- The paper demonstrates a weakly supervised method that achieves improved strict F1 scores, with JobBERT reaching 49.44 on SkillSpan.
- It integrates the ESCO taxonomy with advanced embeddings from RoBERTa and JobBERT using strategies like WSE, AOC, and ISO.
- This approach reduces annotation costs while offering scalability and potential for multilingual applications in job matching.
 
 
      Introduction
The task of automatic Skill Extraction (SE) is crucial for deriving insights into labor market demands and enhancing job matching efficiency. Traditional methods for SE heavily rely on supervised learning, requiring annotated corpora, which is often costly and time-consuming to produce. This paper addresses these limitations by introducing a weakly supervised approach that leverages the European Skills, Competences, Qualifications, and Occupations (ESCO) taxonomy to identify similar skills in job advertisements through latent representations.
Methodology
The proposed method exploits the ESCO taxonomy to embed skill phrases and job posting n-grams into a shared vector space using LLMs such as RoBERTa and JobBERT (Figure 1). This enables the assignment of skill labels to job postings based on the similarity between the embeddings of n-grams and known ESCO skills.
 
Figure 1: Weakly Supervised Skill Extraction embodies the synergy of ESCO skills and embedded n-grams through LLMs.
Several encoding strategies for skill representation are explored, including:
- Span in Isolation (ISO): Skills are encoded independently without context.
- Average over Contexts (AOC): Skills are encoded using surrounding context from the job postings dataset.
- Weighted Span Embedding (WSE): Skills are encoded with inverse document frequency (IDF) weighted sums.

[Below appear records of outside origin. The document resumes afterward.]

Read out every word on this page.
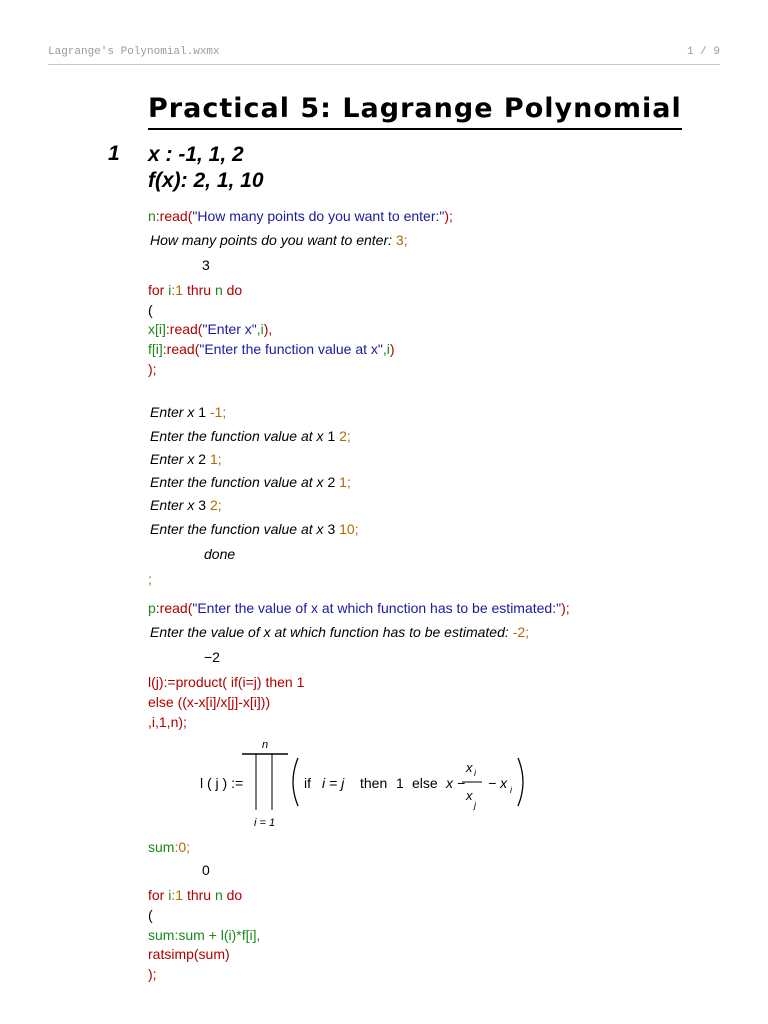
Lagrange's Polynomial.wxmx	1 / 9
Practical 5: Lagrange Polynomial
1 x : -1, 1, 2
f(x): 2, 1, 10
n:read("How many points do you want to enter:");
How many points do you want to enter: 3;
3
for i:1 thru n do
(
x[i]:read("Enter x",i),
f[i]:read("Enter the function value at x",i)
);
Enter x 1 -1;
Enter the function value at x 1 2;
Enter x 2 1;
Enter the function value at x 2 1;
Enter x 3 2;
Enter the function value at x 3 10;
done
;
p:read("Enter the value of x at which function has to be estimated:");
Enter the value of x at which function has to be estimated: -2;
−2
l(j):=product( if(i=j) then 1
else ((x-x[i]/x[j]-x[i]))
,i,1,n);
l ( j ) :=
n
i = 1
if i = j then 1 else x −
x i
x
j
− x i
sum:0;
0
for i:1 thru n do
(
sum:sum + l(i)*f[i],
ratsimp(sum)
);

These representations are then matched with n-grams derived from job descriptions, ranked by cosine similarity.
Data and Analysis
The analysis utilizes datasets from SkillSpan and modified Sayfullina, with an emphasis on the linguistic characteristics of ESCO skills, which predominantly consist of verb-noun phrases (Figure 2). These insights drive the n-gram selection and inform the matching process with ESCO-based embeddings.
 
Figure 2: Surface-level Statistics of ESCO, detailing token lengths and common linguistic patterns.
Results
The weak supervisory approach is benchmarked against traditional baselines. Results indicate that RoBERTa and JobBERT equipped with advanced skill representation methods like WSE significantly outperform exact and lemmatized matching in strict F1 metrics across both SkillSpan and Sayfullina datasets. Notably, JobBERT achieves a strict F1 of 49.44 on SkillSpan, demonstrating its effectiveness over RoBERTa in handling more complex domains.
 
Figure 3: Comparative performance of various methods on different datasets, highlighting the improvements achieved through advanced embedding strategies.
Discussion
The research highlights the potential of leveraging latent representation-based weak supervision to bypass the intensive annotation process traditionally required for SE. The superior performance, particularly in loose F1 metrics, suggests that the approach captures partial matches effectively, critical in complex skill extraction scenarios. Such methods could scale to multilingual contexts, leveraging ESCO's multilingual capabilities.
Conclusion
The integration of ESCO taxonomy with weakly supervised latent representation learning presents a viable alternative to supervised skill extraction in job postings. The approach aligns well with evolving job market dynamics, offering a scalable solution capable of addressing the variability and complexity inherent in skill extraction tasks.
Future developments could explore multilingual applications and the integration of refined methods such as post-editing or candidate filtering to enhance accuracy further. The research lays the groundwork for more efficient AI-driven solutions in employment and economic forecasting domains.